What’s it like to be an apprentice? Kash Brantley is a 26-year-old Chicago native who went to public school and dreamed of working on an animated television series. She was interested in a career in psychology, but the graduate school requirements for that field were not economically available to her. She decided instead to develop technology skills, and enrolled in a program offered by i.c.stars, a local nonprofit. They put her through a rigorous “boot camp” of 12-hour days, where she learned valuable programming skills.
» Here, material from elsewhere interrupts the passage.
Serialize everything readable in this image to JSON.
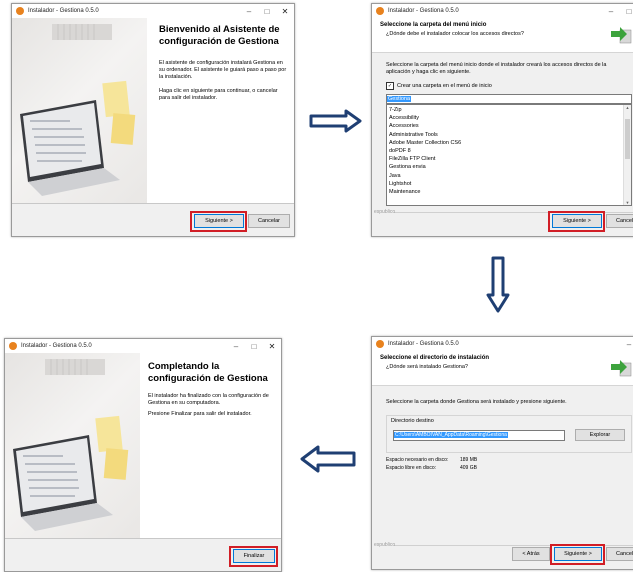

She worked on, among other things, the prototype for a mobile gaming app, designed to teach financial literacy to young adults.
While there she met a recruiter from Aon and thought its apprenticeship program sounded like a good fit for her. “I didn’t realize that it was a very competitive thing,” she recalls. “I was just kind of chill about it.” She worked on automating processes in the software that Aon uses to retrieve documents, even as she continued to take classes in business and computer science. She received her DOL certificate and associate’s degree in December 2020 and is now a full-time Aon employee.
Aon apprentices receive not only training and a paycheck, but Aon also covers the cost of tuition, books and fees while apprentices pursue their associate’s degrees. And in Brantley’s case, for example, she is considering moving to a different part of the company to continue to enhance her career skills at Aon. As for Aon, the company gets talent it can mold to fit its business needs. Moreover, Osborn notes, the apprenticeship tends to instill loyalty that can be hard to find with other populations. “We’re in the war for talent with everybody else, and we are using this as the talent strategy to try to get people who we believe will stay with us longer and contribute more to the firm,” Osborn notes.